By "reasoning" I meant the fact that o*(-mini) does "chain-of-thought", in other words, it prompts itself to "reason" before responding to you, whereas GPT-4o(-mini) just directly responds to your prompt. Thus, it is not appropriate to compare o*(-mini) and GPT-4o(-mini) unless you implement "chain-of-thought" for GPT-4o(-mini) and compare that with o*(-mini). See also: https://docs.anthropic.com/en/docs/build-with-claude/prompt-...
Yes you use the models for the same things, and one is better than the other for said thing. The reasoning process is an implementation detail that does not concern anybody when evaluating the models, esp since "open"ai does not expose it. I just want llms to to task X which is usually "write a function in Y language that does W, taking these Z stuff into account", and for that i have found no reason to switch away from sonnet yet.
Yes, but because you need to say exactly what one is better than the other for.
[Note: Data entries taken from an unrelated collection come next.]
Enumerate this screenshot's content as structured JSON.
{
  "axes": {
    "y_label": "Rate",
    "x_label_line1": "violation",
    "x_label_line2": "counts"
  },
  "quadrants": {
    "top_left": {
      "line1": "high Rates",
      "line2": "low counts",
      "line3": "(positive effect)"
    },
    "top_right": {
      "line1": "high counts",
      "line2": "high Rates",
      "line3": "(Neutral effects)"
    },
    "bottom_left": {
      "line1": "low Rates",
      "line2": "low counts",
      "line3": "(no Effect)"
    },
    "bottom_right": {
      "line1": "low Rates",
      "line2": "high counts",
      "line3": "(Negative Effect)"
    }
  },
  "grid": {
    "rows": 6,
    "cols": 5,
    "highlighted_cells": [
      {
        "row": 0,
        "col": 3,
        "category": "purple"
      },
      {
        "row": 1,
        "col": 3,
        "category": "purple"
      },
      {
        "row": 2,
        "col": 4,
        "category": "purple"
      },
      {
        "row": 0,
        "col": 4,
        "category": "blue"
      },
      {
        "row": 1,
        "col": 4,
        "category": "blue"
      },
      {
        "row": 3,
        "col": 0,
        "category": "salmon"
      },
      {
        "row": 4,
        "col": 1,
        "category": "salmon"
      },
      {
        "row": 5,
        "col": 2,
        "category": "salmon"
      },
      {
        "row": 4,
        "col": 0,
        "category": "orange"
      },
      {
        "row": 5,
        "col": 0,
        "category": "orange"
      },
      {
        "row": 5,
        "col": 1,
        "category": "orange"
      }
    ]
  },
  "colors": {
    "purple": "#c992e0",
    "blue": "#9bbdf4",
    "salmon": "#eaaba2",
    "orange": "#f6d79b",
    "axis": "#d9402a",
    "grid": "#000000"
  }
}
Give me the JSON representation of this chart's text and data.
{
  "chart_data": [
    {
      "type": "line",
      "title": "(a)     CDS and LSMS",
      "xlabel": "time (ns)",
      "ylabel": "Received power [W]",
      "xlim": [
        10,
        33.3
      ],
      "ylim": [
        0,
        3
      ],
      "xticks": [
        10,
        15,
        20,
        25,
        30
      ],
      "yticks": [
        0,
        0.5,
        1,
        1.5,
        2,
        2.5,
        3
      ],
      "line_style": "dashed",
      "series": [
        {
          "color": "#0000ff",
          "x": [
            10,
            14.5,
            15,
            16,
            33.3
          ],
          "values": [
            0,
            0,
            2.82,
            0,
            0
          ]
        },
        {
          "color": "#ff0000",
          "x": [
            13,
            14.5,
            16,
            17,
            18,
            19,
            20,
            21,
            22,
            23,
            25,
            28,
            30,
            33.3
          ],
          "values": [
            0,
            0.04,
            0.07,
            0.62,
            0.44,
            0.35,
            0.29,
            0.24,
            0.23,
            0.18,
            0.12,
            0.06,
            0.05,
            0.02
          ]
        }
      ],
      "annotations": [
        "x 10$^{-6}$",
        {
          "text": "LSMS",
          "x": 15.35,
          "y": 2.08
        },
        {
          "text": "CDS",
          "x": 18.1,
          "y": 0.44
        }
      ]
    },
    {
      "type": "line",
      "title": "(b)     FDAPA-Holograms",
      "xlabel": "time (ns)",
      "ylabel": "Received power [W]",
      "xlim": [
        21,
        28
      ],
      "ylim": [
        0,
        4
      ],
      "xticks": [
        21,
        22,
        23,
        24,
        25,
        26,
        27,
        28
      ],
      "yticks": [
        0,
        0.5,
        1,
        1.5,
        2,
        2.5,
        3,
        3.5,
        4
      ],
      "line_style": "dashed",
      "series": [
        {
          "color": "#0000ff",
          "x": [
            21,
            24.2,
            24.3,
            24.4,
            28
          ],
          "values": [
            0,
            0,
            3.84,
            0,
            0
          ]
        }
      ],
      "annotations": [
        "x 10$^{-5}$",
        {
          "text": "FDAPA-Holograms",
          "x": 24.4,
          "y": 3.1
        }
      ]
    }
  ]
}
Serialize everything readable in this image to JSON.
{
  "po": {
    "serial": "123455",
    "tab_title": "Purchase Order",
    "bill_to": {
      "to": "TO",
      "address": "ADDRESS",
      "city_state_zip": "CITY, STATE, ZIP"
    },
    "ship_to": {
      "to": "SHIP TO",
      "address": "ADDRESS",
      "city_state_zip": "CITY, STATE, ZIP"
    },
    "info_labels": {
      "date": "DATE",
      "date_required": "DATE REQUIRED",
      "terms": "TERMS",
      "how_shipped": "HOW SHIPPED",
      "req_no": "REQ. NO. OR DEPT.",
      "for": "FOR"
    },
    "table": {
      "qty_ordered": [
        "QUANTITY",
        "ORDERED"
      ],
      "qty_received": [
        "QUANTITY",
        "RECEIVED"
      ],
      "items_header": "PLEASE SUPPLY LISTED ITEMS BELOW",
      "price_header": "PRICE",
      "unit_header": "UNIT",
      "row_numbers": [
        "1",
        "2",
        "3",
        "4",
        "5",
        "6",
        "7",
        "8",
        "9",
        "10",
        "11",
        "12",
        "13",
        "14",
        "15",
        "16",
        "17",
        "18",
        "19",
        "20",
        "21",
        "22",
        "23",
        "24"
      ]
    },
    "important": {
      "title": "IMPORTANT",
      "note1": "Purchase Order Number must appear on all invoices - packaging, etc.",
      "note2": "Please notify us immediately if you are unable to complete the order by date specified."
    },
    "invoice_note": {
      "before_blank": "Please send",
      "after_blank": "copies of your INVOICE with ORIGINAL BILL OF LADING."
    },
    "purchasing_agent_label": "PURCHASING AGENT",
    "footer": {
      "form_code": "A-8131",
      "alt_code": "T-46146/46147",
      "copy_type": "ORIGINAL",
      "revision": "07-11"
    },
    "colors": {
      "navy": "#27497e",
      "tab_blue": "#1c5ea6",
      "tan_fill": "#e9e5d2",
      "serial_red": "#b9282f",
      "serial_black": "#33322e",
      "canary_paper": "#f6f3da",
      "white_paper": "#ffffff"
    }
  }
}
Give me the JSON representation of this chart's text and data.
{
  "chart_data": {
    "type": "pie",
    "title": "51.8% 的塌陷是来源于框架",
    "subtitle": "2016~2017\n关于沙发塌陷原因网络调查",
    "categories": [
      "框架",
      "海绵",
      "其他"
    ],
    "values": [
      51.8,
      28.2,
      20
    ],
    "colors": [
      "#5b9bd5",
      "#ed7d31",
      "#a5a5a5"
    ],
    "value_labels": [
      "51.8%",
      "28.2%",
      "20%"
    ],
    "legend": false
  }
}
Not because o1 spends a bunch of tokens for "reasoning" you cannot even see.
If you would like to see the CoT process visualized, try the “Improve prompt” feature in Anthropic console. Also check out https://github.com/getAsterisk/deepclaude
o-whatever are doing the same thing as any LLM, it's merely that they've been tuned into using a chain of thought to break out of their complexity class (from pattern matching TC0 to pseudo-UTM). But any foundation model with a bit of instruction tuning is going to be able to do this.